Cross- and Intra-image Prototypical Learning for Multi-label Disease Diagnosis and Interpretation
Chong Wang, Fengbei Liu, Yuanhong Chen, Helen Frazer, Gustavo Carneiro
TL;DR
The paper tackles multi-label disease diagnosis and interpretation in medical imaging by introducing Cross- and Intra-image Prototypical Learning (CIPL). CIPL uses cross-image co-attention to disentangle entangled disease features and intra-image alignment to regularize both interpretations and predictions, producing region-level class prototypes grounded to training patches. With a two-level regularization and a grounding strategy, CIPL achieves state-of-the-art classification and weakly supervised localisation on NIH ChestX-ray14 and ODIF (ODIR) datasets, while offering interpretable similarity maps that highlight disease-relevant regions.

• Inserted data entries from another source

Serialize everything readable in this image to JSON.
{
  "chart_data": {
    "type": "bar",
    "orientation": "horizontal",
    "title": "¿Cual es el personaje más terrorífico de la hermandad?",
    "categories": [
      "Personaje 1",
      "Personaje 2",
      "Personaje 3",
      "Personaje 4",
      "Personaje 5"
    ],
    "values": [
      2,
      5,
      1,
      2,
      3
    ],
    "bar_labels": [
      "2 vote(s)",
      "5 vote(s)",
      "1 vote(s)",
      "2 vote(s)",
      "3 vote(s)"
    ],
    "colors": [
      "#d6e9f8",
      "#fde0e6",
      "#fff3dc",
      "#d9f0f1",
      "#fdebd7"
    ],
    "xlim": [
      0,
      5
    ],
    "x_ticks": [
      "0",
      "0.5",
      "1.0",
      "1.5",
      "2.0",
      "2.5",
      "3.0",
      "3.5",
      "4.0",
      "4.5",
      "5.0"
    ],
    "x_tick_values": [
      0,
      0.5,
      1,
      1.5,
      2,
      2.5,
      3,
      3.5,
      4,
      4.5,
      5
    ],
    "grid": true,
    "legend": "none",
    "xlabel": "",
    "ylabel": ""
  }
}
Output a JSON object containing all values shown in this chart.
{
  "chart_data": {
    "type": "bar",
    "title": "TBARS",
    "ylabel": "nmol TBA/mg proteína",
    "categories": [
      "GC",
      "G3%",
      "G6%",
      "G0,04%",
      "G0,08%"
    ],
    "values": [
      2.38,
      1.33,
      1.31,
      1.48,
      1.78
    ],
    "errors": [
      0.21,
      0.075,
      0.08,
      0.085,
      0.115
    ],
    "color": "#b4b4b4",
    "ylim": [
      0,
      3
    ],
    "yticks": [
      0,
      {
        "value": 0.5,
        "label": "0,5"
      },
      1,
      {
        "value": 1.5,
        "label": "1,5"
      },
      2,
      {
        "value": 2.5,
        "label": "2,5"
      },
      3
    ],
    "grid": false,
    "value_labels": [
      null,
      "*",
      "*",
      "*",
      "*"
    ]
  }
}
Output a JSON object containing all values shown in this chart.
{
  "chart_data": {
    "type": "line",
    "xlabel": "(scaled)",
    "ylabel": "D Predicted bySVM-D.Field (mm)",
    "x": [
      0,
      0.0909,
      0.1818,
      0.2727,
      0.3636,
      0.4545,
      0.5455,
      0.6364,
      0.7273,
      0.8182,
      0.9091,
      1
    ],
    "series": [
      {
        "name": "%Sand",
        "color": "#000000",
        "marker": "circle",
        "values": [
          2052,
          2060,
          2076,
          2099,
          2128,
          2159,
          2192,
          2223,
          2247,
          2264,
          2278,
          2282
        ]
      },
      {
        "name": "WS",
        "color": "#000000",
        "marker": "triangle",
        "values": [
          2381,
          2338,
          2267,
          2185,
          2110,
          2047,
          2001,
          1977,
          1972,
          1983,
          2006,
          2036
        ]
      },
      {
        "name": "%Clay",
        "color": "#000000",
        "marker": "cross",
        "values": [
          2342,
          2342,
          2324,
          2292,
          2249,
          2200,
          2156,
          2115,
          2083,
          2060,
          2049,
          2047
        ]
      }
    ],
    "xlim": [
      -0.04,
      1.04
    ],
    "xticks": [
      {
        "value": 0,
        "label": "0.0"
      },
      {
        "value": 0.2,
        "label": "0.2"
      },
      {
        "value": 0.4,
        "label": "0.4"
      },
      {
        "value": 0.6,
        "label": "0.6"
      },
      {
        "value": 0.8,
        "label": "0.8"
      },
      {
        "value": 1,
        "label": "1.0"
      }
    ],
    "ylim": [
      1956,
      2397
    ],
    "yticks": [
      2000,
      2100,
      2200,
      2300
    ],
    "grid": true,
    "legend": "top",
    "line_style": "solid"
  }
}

The approach generalizes to single-label tasks and underscores the practical impact of combining cross- and intra-image signals for robust, interpretable medical image analysis.
Abstract
Recent advances in prototypical learning have shown remarkable potential to provide useful decision interpretations associating activation maps and predictions with class-specific training prototypes. Such prototypical learning has been well-studied for various single-label diseases, but for quite relevant and more challenging multi-label diagnosis, where multiple diseases are often concurrent within an image, existing prototypical learning models struggle to obtain meaningful activation maps and effective class prototypes due to the entanglement of the multiple diseases. In this paper, we present a novel Cross- and Intra-image Prototypical Learning (CIPL) framework, for accurate multi-label disease diagnosis and interpretation from medical images. CIPL takes advantage of common cross-image semantics to disentangle the multiple diseases when learning the prototypes, allowing a comprehensive understanding of complicated pathological lesions. Furthermore, we propose a new two-level alignment-based regularisation strategy that effectively leverages consistent intra-image information to enhance interpretation robustness and predictive performance. Extensive experiments show that our CIPL attains the state-of-the-art (SOTA) classification accuracy in two public multi-label benchmarks of disease diagnosis: thoracic radiography and fundus images. Quantitative interpretability results show that CIPL also has superiority in weakly-supervised thoracic disease localisation over other leading saliency- and prototype-based explanation methods.